Assaporare le vacanze, qualunque cosa s’intenda con la parola, non è un’impresa troppo complicata in fondo: si tratta di riposo e meditazione, in sintesi, nevvero? Per quelli invece che hanno famiglia e figli sarà invece la vita di tutti i giorni spostata solo di alcune distanze verso una località di mare. (L’avete scelto voi di mettere su famiglia, no? avete voluto la bicicletta, e mo pedalate) (un’altra volta scriverò un rantolo sul totalitarismo di google che cercando un termine generico come vacanza, nel reparto immagini mostra per un bel pezzo solo immagini di spiagge assolate e donne con una certa conformazione fisica in costume).

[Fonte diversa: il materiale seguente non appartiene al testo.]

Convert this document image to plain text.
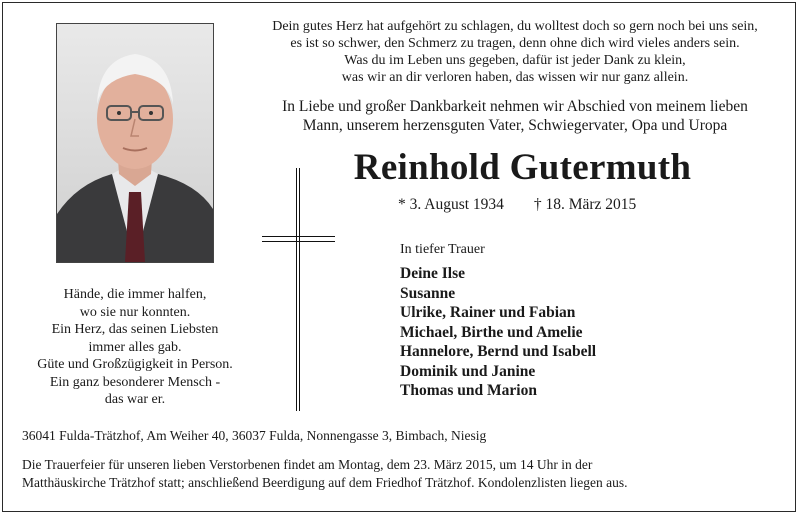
Dein gutes Herz hat aufgehört zu schlagen, du wolltest doch so gern noch bei uns sein,
es ist so schwer, den Schmerz zu tragen, denn ohne dich wird vieles anders sein.
Was du im Leben uns gegeben, dafür ist jeder Dank zu klein,
was wir an dir verloren haben, das wissen wir nur ganz allein.
In Liebe und großer Dankbarkeit nehmen wir Abschied von meinem lieben
Mann, unserem herzensguten Vater, Schwiegervater, Opa und Uropa
Reinhold Gutermuth
* 3. August 1934 † 18. März 2015
In tiefer Trauer
Deine Ilse
Susanne
Ulrike, Rainer und Fabian
Michael, Birthe und Amelie
Hannelore, Bernd und Isabell
Dominik und Janine
Thomas und Marion
Hände, die immer halfen,
wo sie nur konnten.
Ein Herz, das seinen Liebsten
immer alles gab.
Güte und Großzügigkeit in Person.
Ein ganz besonderer Mensch -
das war er.
36041 Fulda-Trätzhof, Am Weiher 40, 36037 Fulda, Nonnengasse 3, Bimbach, Niesig
Die Trauerfeier für unseren lieben Verstorbenen findet am Montag, dem 23. März 2015, um 14 Uhr in der
Matthäuskirche Trätzhof statt; anschließend Beerdigung auf dem Friedhof Trätzhof. Kondolenzlisten liegen aus.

Ma la vacanza viene dal lat. vacantia e in prima battuta designa quel periodo di inattività di una carica istituzionale o da un ruolo ufficiale poiché non vi è chi la ricopre. Solo successivamente è venuto a designare il periodo di riposo dal lavoro. Quindi se volete dare alla vacanza il suo significato originario, dovete dimettervi dalla carica di genitori, genitrici, mogli, mariti, amanti, amici figli, figlie e così via, e assaporare un periodo di libertà lontano da tutto e tutti, in completo eremitaggio; dire per esempio: “per una settimana non sono più tua madre, arrangiatevi” oppure “per una settimana non sono più tuo nonno, fatti dare la mancia dai tuoi amici”, e così via. Questa forse sarebbe una vacanza un po’ crudele, ma tutti per dieci giorni l’anno dovrebbero aver diritto di spogliarsi delle maschere in cui sono tenuti il resto dell’anno, e fare un po’ come caspita pare e piace. Invece no. I ruoli sociali rimangono anche in vacanza. Sono così fusi nella nostra personalità che non potremmo rinunciarci. Fanno parte della nostra identità. Immagino che allora anche spogliarsi di altri aspetti della propria identità, come quella di genere, non sia proprio facile. Così come non è da persona civile consigliare a qualcuno di smettere di fare il nonno, così non è da persona civile consigliare (nei migliori casi) a qualcuno di smettere di fare la checca, o vestirsi come cazzpita gli pare e piace, o truccarsi come cazzpita gli pare e piace. Spogliarsi dell’identità di genere (smettila di fare la checca, smettila di fare il maschiaccio) è tanto violento da imporre a qualcuno quanto spogliarsi dei panni sociali.